“We just wanted to help children, it’s as simple as that. We wanted them to have a good time, be safe and happy. Looking back, we were probably a bit naive but the fact we are still doing it all this time on says it all,” says Sue.
That’s not to say it hasn’t been without its challenges, especially as they went on to have four children of their own, now aged 16 to 32. But daughter Laura, 19, says she has loved growing up with such a large extended family and would even think about fostering herself if future circumstances allowed.
Sue explains: “Our children do not know any different; they’ve been born into it and have become a real part of the support network – we could not do it without them. They have always been capable a bit beyond their years, which I don’t think is a bad thing. We are all one big team."

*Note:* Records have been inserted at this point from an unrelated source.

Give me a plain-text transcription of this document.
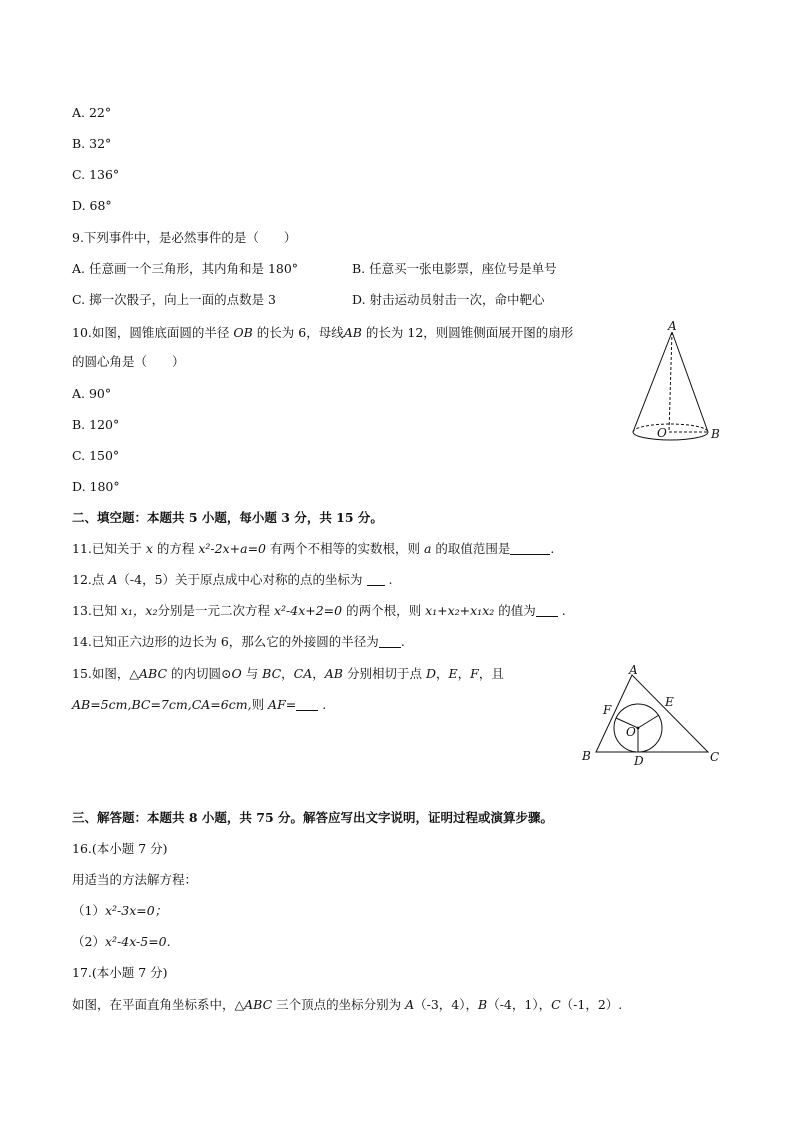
A. 22°
B. 32°
C. 136°
D. 68°
9.下列事件中，是必然事件的是（　　）
A. 任意画一个三角形，其内角和是 180°	B. 任意买一张电影票，座位号是单号
C. 掷一次骰子，向上一面的点数是 3	D. 射击运动员射击一次，命中靶心
10.如图，圆锥底面圆的半径 OB 的长为 6，母线AB 的长为 12，则圆锥侧面展开图的扇形
的圆心角是（　　）
A. 90°
B. 120°
C. 150°
D. 180°
A
O	B
二、填空题：本题共 5 小题，每小题 3 分，共 15 分。
11.已知关于 x 的方程 x²-2x+a=0 有两个不相等的实数根，则 a 的取值范围是	.
12.点 A（-4，5）关于原点成中心对称的点的坐标为  .
13.已知 x₁，x₂分别是一元二次方程 x²-4x+2=0 的两个根，则 x₁+x₂+x₁x₂ 的值为 .
14.已知正六边形的边长为 6，那么它的外接圆的半径为 .
15.如图，△ABC 的内切圆⊙O 与 BC，CA，AB 分别相切于点 D，E，F，且
AB=5cm,BC=7cm,CA=6cm,则 AF= .
A
B	C
D
E
F
O
三、解答题：本题共 8 小题，共 75 分。解答应写出文字说明，证明过程或演算步骤。
16.(本小题 7 分)
用适当的方法解方程：
（1）x²-3x=0；
（2）x²-4x-5=0.
17.(本小题 7 分)
如图，在平面直角坐标系中，△ABC 三个顶点的坐标分别为 A（-3，4），B（-4，1），C（-1，2）.
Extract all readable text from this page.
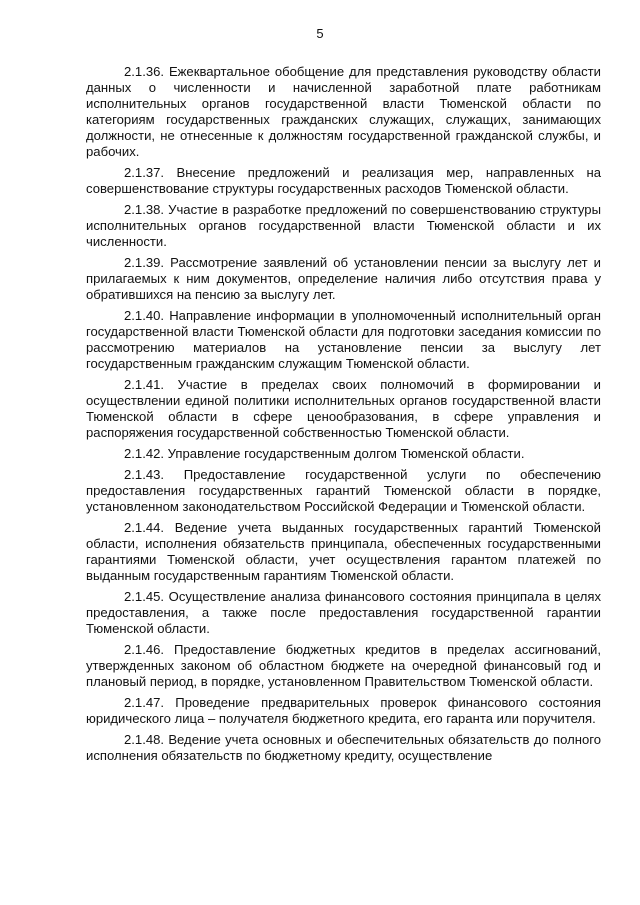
5

2.1.36. Ежеквартальное обобщение для представления руководству области данных о численности и начисленной заработной плате работникам исполнительных органов государственной власти Тюменской области по категориям государственных гражданских служащих, служащих, занимающих должности, не отнесенные к должностям государственной гражданской службы, и рабочих.

2.1.37. Внесение предложений и реализация мер, направленных на совершенствование структуры государственных расходов Тюменской области.

2.1.38. Участие в разработке предложений по совершенствованию структуры исполнительных органов государственной власти Тюменской области и их численности.

2.1.39. Рассмотрение заявлений об установлении пенсии за выслугу лет и прилагаемых к ним документов, определение наличия либо отсутствия права у обратившихся на пенсию за выслугу лет.

2.1.40. Направление информации в уполномоченный исполнительный орган государственной власти Тюменской области для подготовки заседания комиссии по рассмотрению материалов на установление пенсии за выслугу лет государственным гражданским служащим Тюменской области.

2.1.41. Участие в пределах своих полномочий в формировании и осуществлении единой политики исполнительных органов государственной власти Тюменской области в сфере ценообразования, в сфере управления и распоряжения государственной собственностью Тюменской области.

2.1.42. Управление государственным долгом Тюменской области.

2.1.43. Предоставление государственной услуги по обеспечению предоставления государственных гарантий Тюменской области в порядке, установленном законодательством Российской Федерации и Тюменской области.

2.1.44. Ведение учета выданных государственных гарантий Тюменской области, исполнения обязательств принципала, обеспеченных государственными гарантиями Тюменской области, учет осуществления гарантом платежей по выданным государственным гарантиям Тюменской области.

2.1.45. Осуществление анализа финансового состояния принципала в целях предоставления, а также после предоставления государственной гарантии Тюменской области.

2.1.46. Предоставление бюджетных кредитов в пределах ассигнований, утвержденных законом об областном бюджете на очередной финансовый год и плановый период, в порядке, установленном Правительством Тюменской области.

2.1.47. Проведение предварительных проверок финансового состояния юридического лица – получателя бюджетного кредита, его гаранта или поручителя.

2.1.48. Ведение учета основных и обеспечительных обязательств до полного исполнения обязательств по бюджетному кредиту, осуществление
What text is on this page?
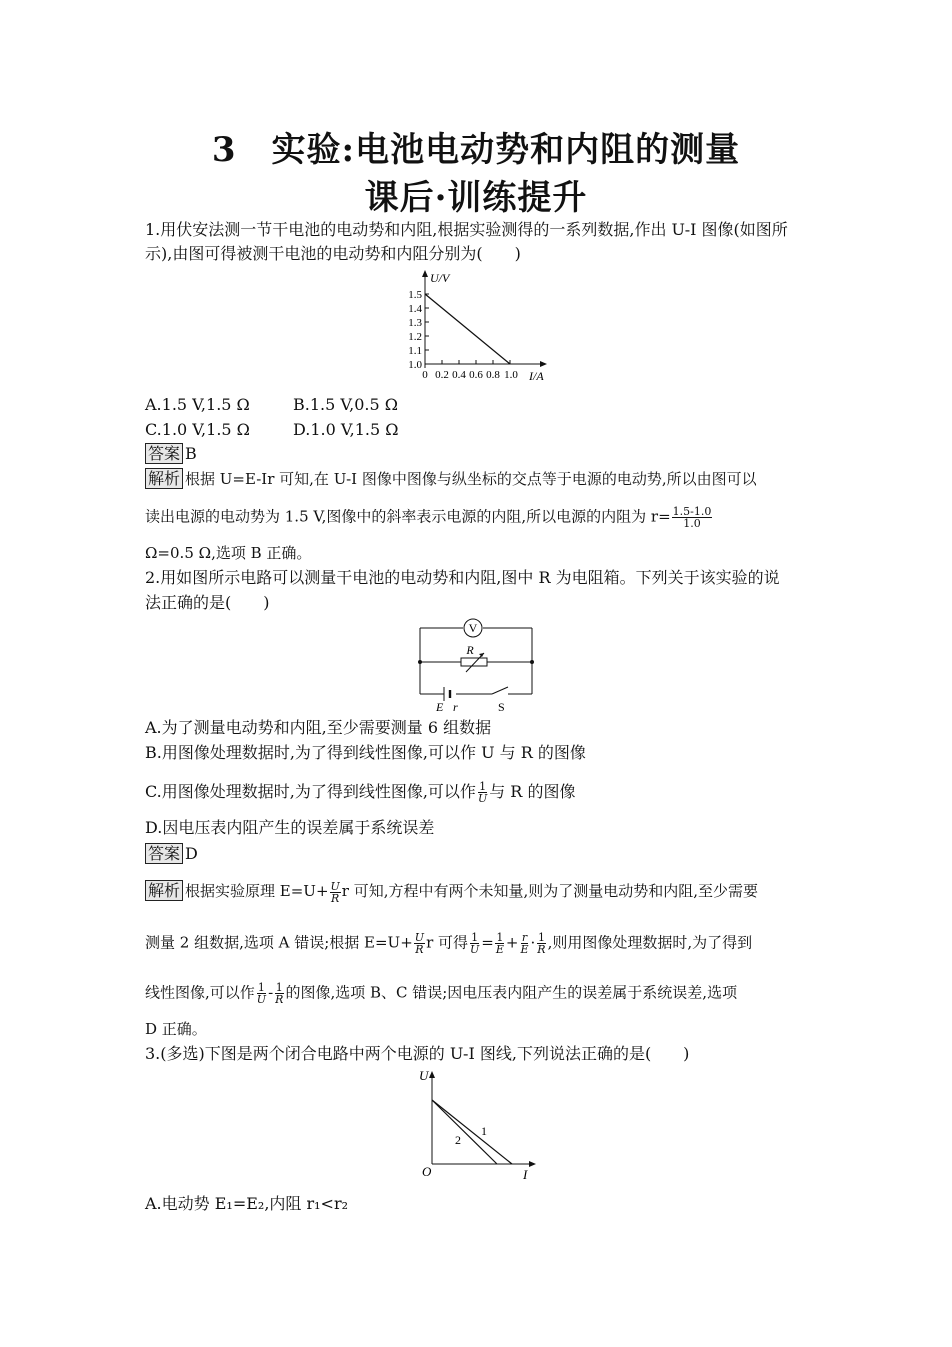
3　实验:电池电动势和内阻的测量
课后·训练提升
1.用伏安法测一节干电池的电动势和内阻,根据实验测得的一系列数据,作出 U-I 图像(如图所
示),由图可得被测干电池的电动势和内阻分别为(　　)
U/V
1.5
1.4
1.3
1.2
1.1
1.0
0 0.2 0.4 0.6 0.8 1.0 I/A
A.1.5 V,1.5 Ω	B.1.5 V,0.5 Ω
C.1.0 V,1.5 Ω	D.1.0 V,1.5 Ω
答案 B
解析 根据 U=E-Ir 可知,在 U-I 图像中图像与纵坐标的交点等于电源的电动势,所以由图可以
读出电源的电动势为 1.5 V,图像中的斜率表示电源的内阻,所以电源的内阻为 $r= \frac{1.5-1.0}{1.0}$
Ω=0.5 Ω,选项 B 正确。
2.用如图所示电路可以测量干电池的电动势和内阻,图中 R 为电阻箱。下列关于该实验的说
法正确的是(　　)
V
R
E r	S
A.为了测量电动势和内阻,至少需要测量 6 组数据
B.用图像处理数据时,为了得到线性图像,可以作 U 与 R 的图像
C.用图像处理数据时,为了得到线性图像,可以作 $\frac{1}{U}$ 与 R 的图像
D.因电压表内阻产生的误差属于系统误差
答案 D
解析 根据实验原理 $E=U+ \frac{U}{R}$ r 可知,方程中有两个未知量,则为了测量电动势和内阻,至少需要
测量 2 组数据,选项 A 错误;根据 $E=U+ \frac{U}{R}$ r 可得 $\frac{1}{U} = \frac{1}{E} + \frac{r}{E} \cdot \frac{1}{R}$ ,则用图像处理数据时,为了得到
线性图像,可以作 $\frac{1}{U} - \frac{1}{R}$ 的图像,选项 B、C 错误;因电压表内阻产生的误差属于系统误差,选项
D 正确。
3.(多选)下图是两个闭合电路中两个电源的 U-I 图线,下列说法正确的是(　　)
U
O	I
1
2
A.电动势 E₁=E₂,内阻 r₁<r₂
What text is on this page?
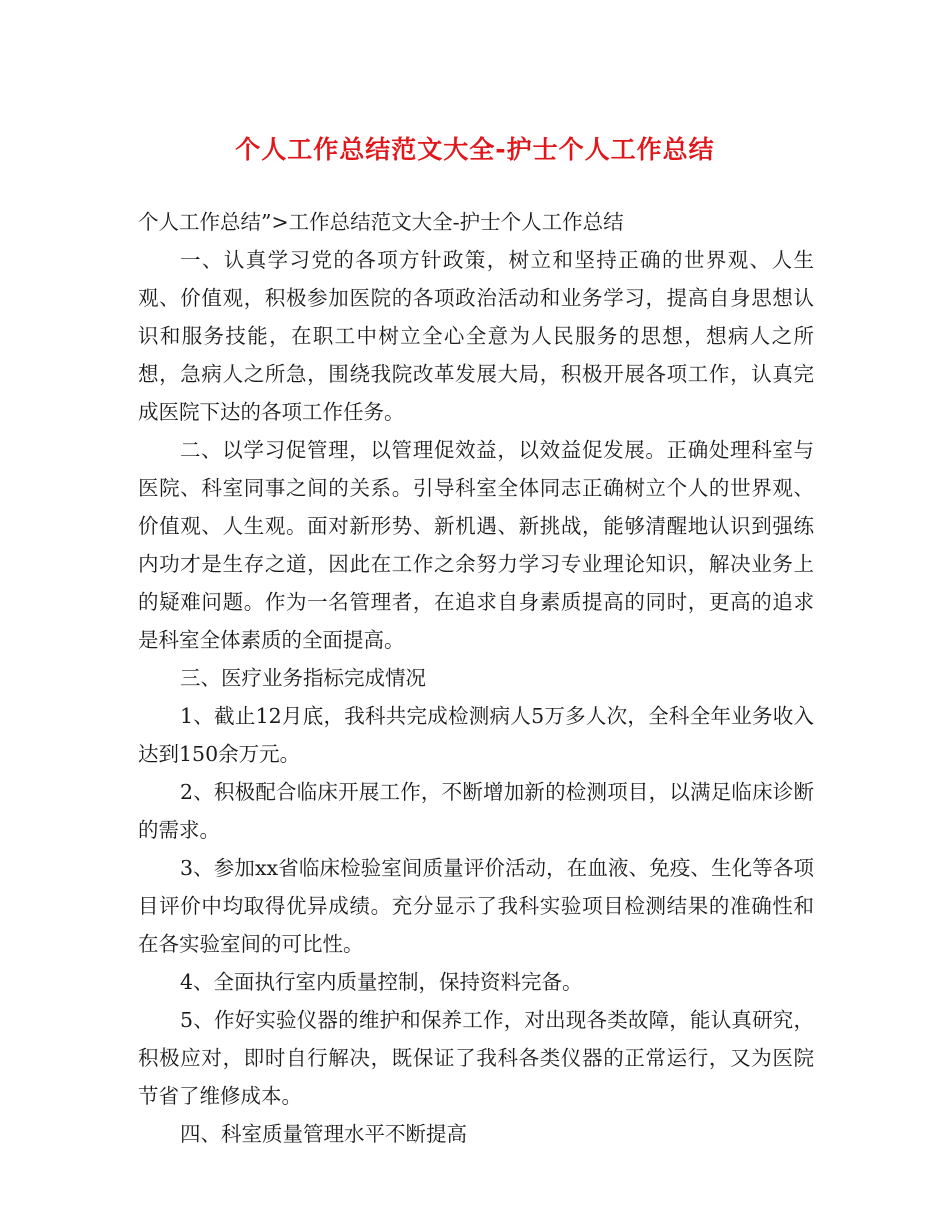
个人工作总结范文大全-护士个人工作总结

个人工作总结”>工作总结范文大全-护士个人工作总结

一、认真学习党的各项方针政策，树立和坚持正确的世界观、人生观、价值观，积极参加医院的各项政治活动和业务学习，提高自身思想认识和服务技能，在职工中树立全心全意为人民服务的思想，想病人之所想，急病人之所急，围绕我院改革发展大局，积极开展各项工作，认真完成医院下达的各项工作任务。

二、以学习促管理，以管理促效益，以效益促发展。正确处理科室与医院、科室同事之间的关系。引导科室全体同志正确树立个人的世界观、价值观、人生观。面对新形势、新机遇、新挑战，能够清醒地认识到强练内功才是生存之道，因此在工作之余努力学习专业理论知识，解决业务上的疑难问题。作为一名管理者，在追求自身素质提高的同时，更高的追求是科室全体素质的全面提高。

三、医疗业务指标完成情况

1、截止12月底，我科共完成检测病人5万多人次，全科全年业务收入达到150余万元。

2、积极配合临床开展工作，不断增加新的检测项目，以满足临床诊断的需求。

3、参加xx省临床检验室间质量评价活动，在血液、免疫、生化等各项目评价中均取得优异成绩。充分显示了我科实验项目检测结果的准确性和在各实验室间的可比性。

4、全面执行室内质量控制，保持资料完备。

5、作好实验仪器的维护和保养工作，对出现各类故障，能认真研究，积极应对，即时自行解决，既保证了我科各类仪器的正常运行，又为医院节省了维修成本。

四、科室质量管理水平不断提高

The children they foster range in age from birth right up to late teens and can stay from a few weeks to, in some cases, six years. On average, they have three children staying with them at any one time. Over the years, they have tended to specialise in helping the more difficult-to-place children, who may have challenging behaviour, health problems or come from abusive backgrounds, but they say every child differs.
Iain believes there are people out there who would make brilliant foster carers, but often don’t think they would be accepted.
“These days it really is not just the 2.4 children nuclear family they are looking for. They don’t necessarily need to have their own children, we didn’t. They want to hear from single people, gay couples – at the end of the day, it’s the quality of care the children are going to get that is important. Nothing else.”